Here are  the tuning metrics tables (SQL  stats are not in “metric” tables per say)

(*DBA_HIST_…_HISTORY views are sort of confusing. AFAI remember they were storing alert history, but apparently they are used for adaptive thresholds – an area for future investigation)

MH900182646

I’ve noticed a number of people posting queries using DBA_HIST_SYSSTAT instead of DBA_HIST_SYSMETRIC_SUMMARY which leads me to believe that there is some confusion or lack of information on the metric tables.

Oracle 10g introduced metric tables which compute deltas and rates of statistics thus hugely simplifying the ability to answer simple questions like “what is the I/O rate on my databases right now.” This question, before 10g, was surprisingly tedious to answer. To answer the question one would have to query v$sysstat  for example:

Select value from v$sysstat where name=’physical reads’;

but querying v$sysstat just once fails to answer the question but instead answers the question “How much I/O has been done since the database was started”. To answer the original question one would have to query v$sysstat twice and take the delta between the two values:

  • Take value at time A
  • Take value at time B
  • Delta = (B-A)
  • and/or get Rate = (B-A)/elapsed time

Getting these deltas and rates could be a pesky task especially working with a customer over the phone. Then 10g Oracle introduced metric tables which answer the questions in one single query using

V$SYSMETRIC

such as

Select  VALUE , METRIC_UNIT,INTSIZE_CSEC
from v$sysmetric
where metric_name='Physical Reads Per Sec';
VALUE METRIC_UNIT           INTSIZE_CSEC
---------- ----------------- ------------
654.6736 Reads Per Second          5959
134.9835 Reads Per Second          1515

Notice that the query returns 2 rows. The first row is the the last minute (ie 59.59 seconds) and the second row is the last 15 seconds (ie 15.15 seconds).
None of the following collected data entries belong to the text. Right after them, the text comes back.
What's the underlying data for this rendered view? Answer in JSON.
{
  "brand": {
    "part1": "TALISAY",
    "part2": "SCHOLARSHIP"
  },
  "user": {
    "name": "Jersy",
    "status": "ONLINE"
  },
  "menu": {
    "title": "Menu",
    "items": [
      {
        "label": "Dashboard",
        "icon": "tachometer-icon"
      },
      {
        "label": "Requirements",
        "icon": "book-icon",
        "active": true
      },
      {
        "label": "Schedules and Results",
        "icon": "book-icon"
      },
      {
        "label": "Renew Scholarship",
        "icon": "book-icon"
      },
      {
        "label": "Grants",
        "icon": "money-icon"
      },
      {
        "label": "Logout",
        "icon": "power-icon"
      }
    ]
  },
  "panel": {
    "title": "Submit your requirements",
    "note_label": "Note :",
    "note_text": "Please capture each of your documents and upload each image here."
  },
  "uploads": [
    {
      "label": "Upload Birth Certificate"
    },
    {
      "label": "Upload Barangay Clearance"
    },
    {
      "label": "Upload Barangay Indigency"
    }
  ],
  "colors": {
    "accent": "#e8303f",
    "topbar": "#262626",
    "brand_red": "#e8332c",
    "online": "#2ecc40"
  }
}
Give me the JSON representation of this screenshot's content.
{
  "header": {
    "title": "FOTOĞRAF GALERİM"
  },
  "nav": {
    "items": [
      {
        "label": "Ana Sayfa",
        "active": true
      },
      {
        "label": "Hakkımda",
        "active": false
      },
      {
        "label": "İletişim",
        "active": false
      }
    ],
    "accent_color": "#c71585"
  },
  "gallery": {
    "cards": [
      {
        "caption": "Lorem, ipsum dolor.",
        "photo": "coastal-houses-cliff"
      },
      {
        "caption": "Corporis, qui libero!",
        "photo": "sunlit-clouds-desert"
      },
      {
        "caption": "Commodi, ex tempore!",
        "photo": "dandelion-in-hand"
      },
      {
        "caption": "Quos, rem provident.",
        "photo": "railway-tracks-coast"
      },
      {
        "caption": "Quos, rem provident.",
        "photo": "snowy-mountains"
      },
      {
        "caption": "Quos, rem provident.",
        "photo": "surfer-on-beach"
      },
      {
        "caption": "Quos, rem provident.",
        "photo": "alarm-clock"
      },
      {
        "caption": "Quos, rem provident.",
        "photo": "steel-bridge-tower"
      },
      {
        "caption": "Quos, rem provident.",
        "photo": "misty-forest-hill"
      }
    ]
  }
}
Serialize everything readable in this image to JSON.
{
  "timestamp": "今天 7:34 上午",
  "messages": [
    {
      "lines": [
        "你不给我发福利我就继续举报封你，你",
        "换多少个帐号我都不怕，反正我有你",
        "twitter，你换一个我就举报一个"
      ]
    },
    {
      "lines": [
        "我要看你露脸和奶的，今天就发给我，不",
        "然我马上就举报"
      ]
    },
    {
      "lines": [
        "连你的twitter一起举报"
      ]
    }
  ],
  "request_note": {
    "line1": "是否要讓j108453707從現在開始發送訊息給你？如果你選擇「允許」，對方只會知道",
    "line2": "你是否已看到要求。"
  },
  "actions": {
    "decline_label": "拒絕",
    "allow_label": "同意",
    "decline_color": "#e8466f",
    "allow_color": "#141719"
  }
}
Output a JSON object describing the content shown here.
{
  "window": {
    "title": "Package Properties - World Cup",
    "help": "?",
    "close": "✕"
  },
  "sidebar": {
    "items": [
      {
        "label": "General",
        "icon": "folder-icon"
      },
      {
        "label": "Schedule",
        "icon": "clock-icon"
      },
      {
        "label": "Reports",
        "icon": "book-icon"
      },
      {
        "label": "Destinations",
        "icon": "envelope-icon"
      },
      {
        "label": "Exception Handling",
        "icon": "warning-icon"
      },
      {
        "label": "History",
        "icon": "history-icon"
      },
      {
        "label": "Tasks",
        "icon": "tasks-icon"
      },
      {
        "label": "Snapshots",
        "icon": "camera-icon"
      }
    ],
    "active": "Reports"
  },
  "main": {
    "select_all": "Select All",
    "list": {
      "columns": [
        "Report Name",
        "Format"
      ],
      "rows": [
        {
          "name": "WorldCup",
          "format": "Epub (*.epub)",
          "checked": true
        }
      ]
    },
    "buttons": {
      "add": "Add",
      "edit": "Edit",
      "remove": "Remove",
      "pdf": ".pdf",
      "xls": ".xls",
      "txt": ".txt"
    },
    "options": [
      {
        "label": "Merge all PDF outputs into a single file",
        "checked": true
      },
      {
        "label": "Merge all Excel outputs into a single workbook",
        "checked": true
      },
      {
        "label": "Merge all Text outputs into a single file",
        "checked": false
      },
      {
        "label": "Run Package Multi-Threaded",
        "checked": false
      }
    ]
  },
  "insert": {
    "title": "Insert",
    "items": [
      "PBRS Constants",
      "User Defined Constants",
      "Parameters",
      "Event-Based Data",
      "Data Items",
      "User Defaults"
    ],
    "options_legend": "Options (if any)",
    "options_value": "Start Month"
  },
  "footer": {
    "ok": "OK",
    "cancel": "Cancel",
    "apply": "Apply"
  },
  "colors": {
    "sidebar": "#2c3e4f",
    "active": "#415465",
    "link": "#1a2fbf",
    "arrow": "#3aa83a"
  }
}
Oracle collects both the deltas and rates for 60 second and 15 second intervals.

Oracle has the average, maximum, minimum for the values for the last hour in

V$SYSMETRIC_SUMMARY

that one can query like:

select MAXVAL,MINVAL,AVERAGE,STANDARD_DEVIATION
from V$SYSMETRIC_SUMMARY
where metric_name='Physical Reads Per Sec';

MAXVAL     MINVAL    AVERAGE      STANDARD_DEVIATION
---------- ---------- ---------- ------------------
3.71784232          0 .076930034         .478529283

Also for the last hour Oracle stores the 60 second intervals and for the last 3 minutes the 15 second intervals in

V$SYSMETRIC_HISTORY

 

Then for the last week by default, Oracle saves the values for each hour including the maximum, minimum, average, stddev etc in

 

DBA_HIST_SYSMETRIC_SUMMARY

 

Issues

One issue with using

  • V$SYSMETRIC – last 15 and 60 seconds
  • V$SYSMETRIC_SUMMARY – values  last hour (last snapshot)  like avg, max, min etc
  • V$SYSMETRIC_HISTORY – last hour for 1 minute, last 3 mintes for 15 second deltas
  • DBA_HIST_SYSMETRIC_SUMMARY – hour summaries for last week.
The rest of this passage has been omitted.